What puzzles or irritates the novice is what perhaps most interests the confirmed listener. One does not seek to label every passage with x or y feeling, though sometimes there may be something thematic about the music that does that regardless--in the religious music of Messiaen, for example. But even then the complexities express a complex of affect that does not in all its fullness give you a simple feeling key. Late Romanticism often enough had those complexities--a Mahler symphony can be a bundle of feelings expressed at times obliquely. But high modernism is also often enough an abstraction, with real life in there somehow, but not in any literal, monolithic way.
So we turn today to an anthology of high modern chamber music which by its title seems to give us a key to affect. Sound and Fury (Navona 5978) it is named, a worthy grouping of four compositions by Paul Osterfield. The album is titled after the piano trio that leads off the program. The music there is quite declamatory, dynamic, perhaps at times filled with a generalized "fury"--at times a complex of direct hits in a boxing match with inertia, perhaps. But Osterfield is no literalist, so the fury here is not especially referential to something outside as much as it is a part of the internal musical workings of note-against-note and note-with-note. After all, and this is key, Shakespeare has one of his characters tell us that life is a "tale told by an idiot, full of sound and fury, signifying nothing." So in a way the music is about the complexity of meaninglessness as we experience it today, perhaps.
A little bit about Osterfield: he was born in Nashville in 1973, began playing the cello early-on and gradually turned to composing.

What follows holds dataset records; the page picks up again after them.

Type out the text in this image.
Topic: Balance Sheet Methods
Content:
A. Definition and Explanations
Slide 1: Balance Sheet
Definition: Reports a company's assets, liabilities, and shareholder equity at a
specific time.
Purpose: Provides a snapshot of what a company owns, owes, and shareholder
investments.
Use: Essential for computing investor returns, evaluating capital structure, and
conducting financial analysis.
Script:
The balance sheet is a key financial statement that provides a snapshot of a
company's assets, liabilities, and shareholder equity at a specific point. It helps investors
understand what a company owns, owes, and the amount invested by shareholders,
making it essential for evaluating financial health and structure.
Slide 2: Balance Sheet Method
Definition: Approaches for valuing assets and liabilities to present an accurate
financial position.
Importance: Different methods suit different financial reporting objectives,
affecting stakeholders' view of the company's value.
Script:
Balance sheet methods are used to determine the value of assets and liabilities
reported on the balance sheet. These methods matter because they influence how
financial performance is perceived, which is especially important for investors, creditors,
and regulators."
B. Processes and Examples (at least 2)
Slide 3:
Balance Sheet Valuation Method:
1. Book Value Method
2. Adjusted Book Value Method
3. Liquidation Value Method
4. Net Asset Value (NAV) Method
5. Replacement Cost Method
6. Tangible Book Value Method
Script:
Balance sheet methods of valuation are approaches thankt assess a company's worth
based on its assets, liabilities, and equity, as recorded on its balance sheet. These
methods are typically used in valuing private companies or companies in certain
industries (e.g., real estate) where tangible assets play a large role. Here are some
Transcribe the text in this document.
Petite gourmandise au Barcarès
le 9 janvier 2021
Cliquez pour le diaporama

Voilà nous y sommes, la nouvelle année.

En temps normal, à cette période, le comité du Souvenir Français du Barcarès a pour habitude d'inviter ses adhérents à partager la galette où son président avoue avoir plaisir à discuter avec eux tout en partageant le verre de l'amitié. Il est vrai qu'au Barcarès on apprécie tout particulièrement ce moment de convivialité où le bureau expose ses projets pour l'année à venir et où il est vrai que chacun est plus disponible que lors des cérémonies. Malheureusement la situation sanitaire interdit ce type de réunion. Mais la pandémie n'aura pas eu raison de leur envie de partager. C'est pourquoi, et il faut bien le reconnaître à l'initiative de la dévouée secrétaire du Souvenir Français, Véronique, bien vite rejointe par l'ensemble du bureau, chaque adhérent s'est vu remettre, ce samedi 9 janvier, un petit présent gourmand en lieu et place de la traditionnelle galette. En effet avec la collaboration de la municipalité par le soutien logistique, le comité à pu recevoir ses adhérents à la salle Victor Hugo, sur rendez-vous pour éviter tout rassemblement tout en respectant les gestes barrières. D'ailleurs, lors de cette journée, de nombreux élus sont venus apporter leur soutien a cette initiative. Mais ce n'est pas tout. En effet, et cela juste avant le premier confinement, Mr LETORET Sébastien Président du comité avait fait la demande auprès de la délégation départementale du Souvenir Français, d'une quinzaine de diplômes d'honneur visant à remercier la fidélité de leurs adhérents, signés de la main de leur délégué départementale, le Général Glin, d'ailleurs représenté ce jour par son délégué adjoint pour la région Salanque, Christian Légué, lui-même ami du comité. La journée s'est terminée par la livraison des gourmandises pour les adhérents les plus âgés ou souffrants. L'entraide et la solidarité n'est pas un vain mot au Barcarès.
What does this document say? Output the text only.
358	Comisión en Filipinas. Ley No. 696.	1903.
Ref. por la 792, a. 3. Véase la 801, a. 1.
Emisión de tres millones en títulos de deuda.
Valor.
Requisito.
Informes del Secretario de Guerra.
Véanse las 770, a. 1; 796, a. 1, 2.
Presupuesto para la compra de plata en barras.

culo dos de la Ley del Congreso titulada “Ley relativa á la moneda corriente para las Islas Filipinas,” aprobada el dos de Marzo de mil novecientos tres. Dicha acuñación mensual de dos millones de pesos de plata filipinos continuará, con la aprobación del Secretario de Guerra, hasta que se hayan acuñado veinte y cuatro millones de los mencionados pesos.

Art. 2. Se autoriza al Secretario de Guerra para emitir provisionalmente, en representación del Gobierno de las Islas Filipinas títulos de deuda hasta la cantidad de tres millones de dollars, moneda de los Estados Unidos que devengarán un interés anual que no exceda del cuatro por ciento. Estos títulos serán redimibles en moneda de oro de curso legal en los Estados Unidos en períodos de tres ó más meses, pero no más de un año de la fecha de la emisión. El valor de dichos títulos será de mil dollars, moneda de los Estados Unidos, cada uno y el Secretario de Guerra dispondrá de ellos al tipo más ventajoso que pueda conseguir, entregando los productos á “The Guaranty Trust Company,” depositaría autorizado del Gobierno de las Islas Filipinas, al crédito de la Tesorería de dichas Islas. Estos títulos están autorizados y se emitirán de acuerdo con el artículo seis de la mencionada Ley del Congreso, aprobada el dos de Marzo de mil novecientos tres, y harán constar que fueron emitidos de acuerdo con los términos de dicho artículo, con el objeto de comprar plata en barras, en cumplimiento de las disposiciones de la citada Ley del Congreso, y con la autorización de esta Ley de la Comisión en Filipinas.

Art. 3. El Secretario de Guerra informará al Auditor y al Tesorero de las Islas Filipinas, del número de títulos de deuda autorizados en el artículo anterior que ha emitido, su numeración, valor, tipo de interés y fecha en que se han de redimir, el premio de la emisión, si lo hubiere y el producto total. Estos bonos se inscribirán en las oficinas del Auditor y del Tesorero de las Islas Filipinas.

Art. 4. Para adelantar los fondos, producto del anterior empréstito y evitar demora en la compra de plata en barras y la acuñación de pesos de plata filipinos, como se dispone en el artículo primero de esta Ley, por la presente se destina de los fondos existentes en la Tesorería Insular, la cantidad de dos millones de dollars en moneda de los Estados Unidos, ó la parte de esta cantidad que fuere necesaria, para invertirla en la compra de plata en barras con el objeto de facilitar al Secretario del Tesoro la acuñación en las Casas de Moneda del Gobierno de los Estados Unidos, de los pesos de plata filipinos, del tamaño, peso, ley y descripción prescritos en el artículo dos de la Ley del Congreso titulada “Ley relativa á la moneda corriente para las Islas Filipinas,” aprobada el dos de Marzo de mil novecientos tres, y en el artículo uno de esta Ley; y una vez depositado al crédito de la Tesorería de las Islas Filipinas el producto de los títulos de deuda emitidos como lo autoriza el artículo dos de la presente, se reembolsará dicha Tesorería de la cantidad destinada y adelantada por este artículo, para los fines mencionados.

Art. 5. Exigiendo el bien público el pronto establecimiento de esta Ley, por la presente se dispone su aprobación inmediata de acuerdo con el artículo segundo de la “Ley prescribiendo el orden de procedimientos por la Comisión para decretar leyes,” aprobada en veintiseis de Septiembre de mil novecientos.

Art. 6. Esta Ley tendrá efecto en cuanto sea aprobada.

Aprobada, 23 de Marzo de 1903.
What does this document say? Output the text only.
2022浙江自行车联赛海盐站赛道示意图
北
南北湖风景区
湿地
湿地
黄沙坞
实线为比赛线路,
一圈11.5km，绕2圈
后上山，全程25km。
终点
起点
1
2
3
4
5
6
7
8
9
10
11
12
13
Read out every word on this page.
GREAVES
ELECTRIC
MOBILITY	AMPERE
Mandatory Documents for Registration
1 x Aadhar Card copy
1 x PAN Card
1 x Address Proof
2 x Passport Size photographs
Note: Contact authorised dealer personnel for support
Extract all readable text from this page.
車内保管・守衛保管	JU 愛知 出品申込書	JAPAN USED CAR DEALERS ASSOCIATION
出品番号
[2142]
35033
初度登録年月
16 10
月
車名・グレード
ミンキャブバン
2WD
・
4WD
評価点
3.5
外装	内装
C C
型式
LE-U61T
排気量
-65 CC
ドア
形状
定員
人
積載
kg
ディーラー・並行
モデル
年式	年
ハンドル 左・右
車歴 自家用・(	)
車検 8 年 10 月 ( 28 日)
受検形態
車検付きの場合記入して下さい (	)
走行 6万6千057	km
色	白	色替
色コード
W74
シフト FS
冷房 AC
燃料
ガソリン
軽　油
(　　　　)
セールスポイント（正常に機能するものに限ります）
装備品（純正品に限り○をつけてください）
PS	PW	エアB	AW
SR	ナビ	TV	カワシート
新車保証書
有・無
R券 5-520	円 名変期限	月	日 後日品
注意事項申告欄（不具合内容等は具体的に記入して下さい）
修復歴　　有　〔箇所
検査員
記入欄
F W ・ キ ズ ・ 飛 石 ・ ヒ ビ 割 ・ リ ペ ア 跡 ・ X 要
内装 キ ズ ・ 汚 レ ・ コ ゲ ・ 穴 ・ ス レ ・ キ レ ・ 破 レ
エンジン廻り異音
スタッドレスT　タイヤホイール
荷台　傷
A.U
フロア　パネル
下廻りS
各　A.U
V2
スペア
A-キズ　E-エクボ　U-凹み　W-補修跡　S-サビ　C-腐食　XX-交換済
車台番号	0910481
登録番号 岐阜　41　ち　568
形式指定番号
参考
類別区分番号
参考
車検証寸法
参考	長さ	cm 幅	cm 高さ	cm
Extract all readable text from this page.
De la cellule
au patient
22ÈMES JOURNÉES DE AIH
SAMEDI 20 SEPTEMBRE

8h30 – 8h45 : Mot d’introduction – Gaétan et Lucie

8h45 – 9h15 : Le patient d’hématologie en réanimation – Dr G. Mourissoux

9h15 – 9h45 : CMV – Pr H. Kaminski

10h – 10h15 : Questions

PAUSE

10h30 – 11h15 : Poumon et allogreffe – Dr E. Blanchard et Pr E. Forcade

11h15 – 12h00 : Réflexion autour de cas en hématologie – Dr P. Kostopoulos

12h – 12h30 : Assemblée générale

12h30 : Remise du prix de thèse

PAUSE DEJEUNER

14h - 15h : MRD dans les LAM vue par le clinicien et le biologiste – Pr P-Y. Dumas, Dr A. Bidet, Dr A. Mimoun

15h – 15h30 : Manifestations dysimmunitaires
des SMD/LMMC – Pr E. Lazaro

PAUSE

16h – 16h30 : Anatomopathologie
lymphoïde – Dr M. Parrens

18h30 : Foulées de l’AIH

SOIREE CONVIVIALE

He studied with Donald Erb among others, composing as he went and earning the various degrees that enable him to teach (at Middle Tennessee State University) while he continues to build his reputation and output as a composer of note.
The four works here sound quite good, thanks to the excellent abilities of the Blakemore Trio, pianists Caleb Harris and Lynn Rice-See, violinists Michael Jorgensen and Andrea Dawson, and Angela DeBoer on horn. They realize the music with care and feeling.
All four works have a dynamic charge, a full into-the-fray sort of excitement. They tend toward the outer edges of tonality and beyond. And the works each have a sort of individual stamp to them which is in part a matter of instrumentation, and as much or more a product of Osterfield's high inventive imagination. So we get the piano trio driving our attention with "Sound and Fury," the virtuosic clout of the "Etudes for Piano, Book 1," the abstraction in sound for violin and piano which is quite well done and fitting to the subject matter in "Kandinsky Images," and the concretely whispy, sometimes folksy modern matter-of-factness of violin, horn and piano on "Smoky Mountain Autumn."
There is much to explore here and the explorations pay off with an ever heightening appreciation for the highly wrought, master craftsmanship and art in the pieces. Osterfield is a modernist natural. This music shows a ready brilliance of sorts that comes off convincingly as no mere exercise in advanced sound, but with an organic centered quality that shows the sure hand of a composer of talent. Affect? It is here. This is music with feeling, but not simply so.